The trade union daily, Trud, expressed the same weariness in a cartoon of a man, with ice-hockey playing on his television set, ringing up broadcasting centre and asking sarcastically: 'Why can't we have another Congress?'

Usually Russians get a respite of six months between gatherings of the Congress of People's Deputies, the Soviet- era assembly to which 82 per cent of MPs were sent by the old Communist Party. But because of the country's crisis, Russians are being subjected to another marathon of empty speeches only three months after the last one. 'Every day of this Congress costs millions of roubles,' said Mrs Derbina, who supplements her 5,000-rouble ( pounds 5) pension by cleaning, 'and all they do is go, blah blah blah blah blah.'

Not only are ordinary Russians sick of fruitless political wrangling when their economically broken country is crying out for good government. The deputies themselves seem exhausted. 'We are all so terribly tired,' said Pavel Medvedev of the Agreement for the Sake of Progress faction. 'The situation is much more dangerous than you in the West realise. You think the risk is of a return to the dictatorship of the past. But it is a risk of total breakdown.'

The liberal Social Affairs Minister, Ella Pamfilova, also seemed on the verge of despair. I met her in the ladies' lavatory during a break in the proceedings. She said she was staying on in the government only out of loyalty to President Boris Yeltsin. 'You can leave this country but I can't. So as long as there is the tiniest hope of success (in reform), I have to keep going.' She added gloomily that her only cause for optimism was a prediction by Nostradamus that 1993 would be the year of rebirth for Russia.
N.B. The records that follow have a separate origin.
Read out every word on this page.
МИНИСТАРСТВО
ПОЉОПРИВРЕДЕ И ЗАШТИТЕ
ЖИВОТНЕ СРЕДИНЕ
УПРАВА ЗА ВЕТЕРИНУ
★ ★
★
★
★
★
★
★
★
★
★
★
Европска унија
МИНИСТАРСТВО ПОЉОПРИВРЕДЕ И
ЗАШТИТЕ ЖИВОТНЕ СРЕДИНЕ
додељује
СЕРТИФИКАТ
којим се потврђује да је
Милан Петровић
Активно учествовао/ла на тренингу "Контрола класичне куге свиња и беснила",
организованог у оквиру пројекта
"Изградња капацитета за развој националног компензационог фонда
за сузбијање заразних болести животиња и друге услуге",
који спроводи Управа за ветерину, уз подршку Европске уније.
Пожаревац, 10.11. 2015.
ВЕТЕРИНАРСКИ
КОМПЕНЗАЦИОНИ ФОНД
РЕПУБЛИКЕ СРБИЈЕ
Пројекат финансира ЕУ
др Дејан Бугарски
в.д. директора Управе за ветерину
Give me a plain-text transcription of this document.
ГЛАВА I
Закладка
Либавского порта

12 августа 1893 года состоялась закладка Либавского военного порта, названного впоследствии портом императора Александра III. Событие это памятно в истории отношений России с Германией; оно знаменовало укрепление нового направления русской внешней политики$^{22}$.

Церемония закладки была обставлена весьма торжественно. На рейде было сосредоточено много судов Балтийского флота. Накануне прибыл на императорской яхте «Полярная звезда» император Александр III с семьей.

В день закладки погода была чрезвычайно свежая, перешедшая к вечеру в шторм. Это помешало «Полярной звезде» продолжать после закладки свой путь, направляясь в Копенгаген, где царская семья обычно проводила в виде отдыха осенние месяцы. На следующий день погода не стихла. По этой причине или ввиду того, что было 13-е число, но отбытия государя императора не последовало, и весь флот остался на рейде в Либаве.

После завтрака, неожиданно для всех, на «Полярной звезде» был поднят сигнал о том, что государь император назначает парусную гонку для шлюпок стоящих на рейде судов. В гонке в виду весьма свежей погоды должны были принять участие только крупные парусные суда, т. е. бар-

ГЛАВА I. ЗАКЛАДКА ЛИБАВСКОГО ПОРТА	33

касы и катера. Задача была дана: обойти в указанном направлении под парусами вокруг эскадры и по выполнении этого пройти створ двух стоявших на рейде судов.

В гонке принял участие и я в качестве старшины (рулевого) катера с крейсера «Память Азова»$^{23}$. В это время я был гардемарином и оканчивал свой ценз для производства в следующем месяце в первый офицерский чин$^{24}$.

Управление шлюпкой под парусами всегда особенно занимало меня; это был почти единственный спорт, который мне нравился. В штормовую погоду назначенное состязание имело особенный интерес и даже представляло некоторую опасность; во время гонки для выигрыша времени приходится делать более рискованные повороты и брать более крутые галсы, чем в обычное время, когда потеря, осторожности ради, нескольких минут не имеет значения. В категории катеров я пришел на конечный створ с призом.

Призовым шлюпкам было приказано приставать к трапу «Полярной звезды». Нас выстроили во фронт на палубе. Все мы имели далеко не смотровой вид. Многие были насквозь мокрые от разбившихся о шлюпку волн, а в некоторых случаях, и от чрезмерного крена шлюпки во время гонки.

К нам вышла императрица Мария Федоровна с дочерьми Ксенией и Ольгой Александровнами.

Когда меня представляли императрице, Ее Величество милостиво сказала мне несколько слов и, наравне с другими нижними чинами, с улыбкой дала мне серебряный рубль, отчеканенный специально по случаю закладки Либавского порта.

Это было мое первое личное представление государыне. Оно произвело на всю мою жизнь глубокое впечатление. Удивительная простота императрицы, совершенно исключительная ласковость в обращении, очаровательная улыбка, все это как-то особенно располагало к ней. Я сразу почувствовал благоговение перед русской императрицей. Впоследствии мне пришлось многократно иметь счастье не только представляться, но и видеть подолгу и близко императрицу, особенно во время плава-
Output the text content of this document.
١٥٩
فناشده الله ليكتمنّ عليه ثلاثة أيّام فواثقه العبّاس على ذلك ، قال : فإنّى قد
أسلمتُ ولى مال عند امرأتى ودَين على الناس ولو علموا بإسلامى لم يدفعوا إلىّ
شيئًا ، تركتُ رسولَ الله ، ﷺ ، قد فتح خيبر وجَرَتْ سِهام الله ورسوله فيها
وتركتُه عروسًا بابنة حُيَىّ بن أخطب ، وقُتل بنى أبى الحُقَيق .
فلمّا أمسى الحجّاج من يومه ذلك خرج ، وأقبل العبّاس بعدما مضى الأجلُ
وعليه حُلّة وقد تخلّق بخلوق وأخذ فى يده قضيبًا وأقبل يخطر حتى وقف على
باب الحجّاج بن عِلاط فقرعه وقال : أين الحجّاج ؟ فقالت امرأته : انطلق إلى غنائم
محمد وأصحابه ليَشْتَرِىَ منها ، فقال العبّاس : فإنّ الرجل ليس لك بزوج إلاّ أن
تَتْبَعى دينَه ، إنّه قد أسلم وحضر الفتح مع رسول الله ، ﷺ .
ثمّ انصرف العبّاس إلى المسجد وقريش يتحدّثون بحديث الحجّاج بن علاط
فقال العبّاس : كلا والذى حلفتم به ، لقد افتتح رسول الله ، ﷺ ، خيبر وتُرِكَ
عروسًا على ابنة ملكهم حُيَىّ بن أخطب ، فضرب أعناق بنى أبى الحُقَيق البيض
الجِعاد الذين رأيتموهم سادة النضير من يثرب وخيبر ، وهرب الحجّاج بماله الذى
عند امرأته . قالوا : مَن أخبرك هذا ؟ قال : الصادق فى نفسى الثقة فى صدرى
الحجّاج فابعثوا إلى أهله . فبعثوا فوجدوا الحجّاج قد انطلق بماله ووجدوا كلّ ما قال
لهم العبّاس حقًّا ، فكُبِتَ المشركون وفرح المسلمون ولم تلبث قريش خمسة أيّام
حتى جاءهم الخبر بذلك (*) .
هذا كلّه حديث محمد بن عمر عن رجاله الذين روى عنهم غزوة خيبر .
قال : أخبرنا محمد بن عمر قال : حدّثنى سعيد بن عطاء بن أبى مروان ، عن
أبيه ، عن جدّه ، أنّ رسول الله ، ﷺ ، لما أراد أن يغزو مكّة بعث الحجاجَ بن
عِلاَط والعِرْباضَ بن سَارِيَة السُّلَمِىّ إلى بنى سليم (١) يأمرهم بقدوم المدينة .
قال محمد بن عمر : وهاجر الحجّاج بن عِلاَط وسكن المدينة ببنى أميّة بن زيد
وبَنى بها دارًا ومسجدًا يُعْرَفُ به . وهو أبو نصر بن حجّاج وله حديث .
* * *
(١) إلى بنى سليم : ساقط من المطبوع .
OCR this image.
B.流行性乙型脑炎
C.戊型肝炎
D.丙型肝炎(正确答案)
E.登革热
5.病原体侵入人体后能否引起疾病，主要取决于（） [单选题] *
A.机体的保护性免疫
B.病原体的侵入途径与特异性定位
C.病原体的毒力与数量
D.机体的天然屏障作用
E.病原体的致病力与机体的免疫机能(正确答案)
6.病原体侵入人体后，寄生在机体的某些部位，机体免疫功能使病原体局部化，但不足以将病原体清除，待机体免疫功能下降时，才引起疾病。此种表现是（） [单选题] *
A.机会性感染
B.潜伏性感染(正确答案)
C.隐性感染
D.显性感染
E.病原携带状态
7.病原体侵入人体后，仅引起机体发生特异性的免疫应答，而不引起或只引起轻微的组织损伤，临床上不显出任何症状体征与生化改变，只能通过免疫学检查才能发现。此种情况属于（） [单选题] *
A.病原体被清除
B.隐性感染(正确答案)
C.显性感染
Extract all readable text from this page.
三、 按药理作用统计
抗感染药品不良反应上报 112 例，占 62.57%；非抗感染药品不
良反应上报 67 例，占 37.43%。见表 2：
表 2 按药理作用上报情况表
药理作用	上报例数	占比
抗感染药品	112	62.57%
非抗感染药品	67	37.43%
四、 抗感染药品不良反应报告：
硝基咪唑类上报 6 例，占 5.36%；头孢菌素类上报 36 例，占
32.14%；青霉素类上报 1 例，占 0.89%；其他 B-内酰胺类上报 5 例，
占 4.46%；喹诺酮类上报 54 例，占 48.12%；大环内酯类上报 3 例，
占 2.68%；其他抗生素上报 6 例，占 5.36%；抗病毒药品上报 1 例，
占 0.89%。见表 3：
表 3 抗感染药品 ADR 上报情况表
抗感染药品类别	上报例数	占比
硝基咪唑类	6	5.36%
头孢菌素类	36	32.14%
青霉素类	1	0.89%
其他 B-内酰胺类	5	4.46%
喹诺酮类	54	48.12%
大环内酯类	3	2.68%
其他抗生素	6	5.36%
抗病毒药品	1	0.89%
The reforms of President Yeltsin, who was freely elected in 1991, have ground to a halt because of obstruction from Congress, which was elected before the emergence of full multi-party politics. Lack of a new constitution for post- Communist Russia means Congress, which was the highest state body in the old Soviet Union, can go on claiming prerogatives despite the fact that the country has supposedly moved over to a presidential system. Mr Yeltsin wants a referendum to confirm his powers but Congress is likely to thwart him.

Opinion polls show very few Russians support Mr Yeltsin's rival, the Congress chairman, Ruslan Khasbulatov, and it is hard to find anyone who will say a good word for him. Many Russians do continue to have faith in Mr Yeltsin but some are disappointed that he has not been decisive enough. Some are losing interest in democracy because of the endless mud-slinging.

It is interesting to note who, apart from today's deputies, are wandering the corridors of the Congress. On the one hand I spotted Alexander Ogoro dnikov, the former Christian prisoner- of-conscience who runs soup kitchens in Moscow. He said he was planning to stand if fresh elections were held soon.

On the other hand there was the extreme Russian nationalist leader, Vladimir Zhirinovsky, striding up and down in an electric blue suit. He was raving as usual. 'Look over there, look at Yakun in (Father Gleb, an Orthodox priest and reformist deputy), he'll be arrested soon and he doesn't even guess at the fate awaiting him.' 'Amazing,' was all Fr Gleb said when reporters informed him.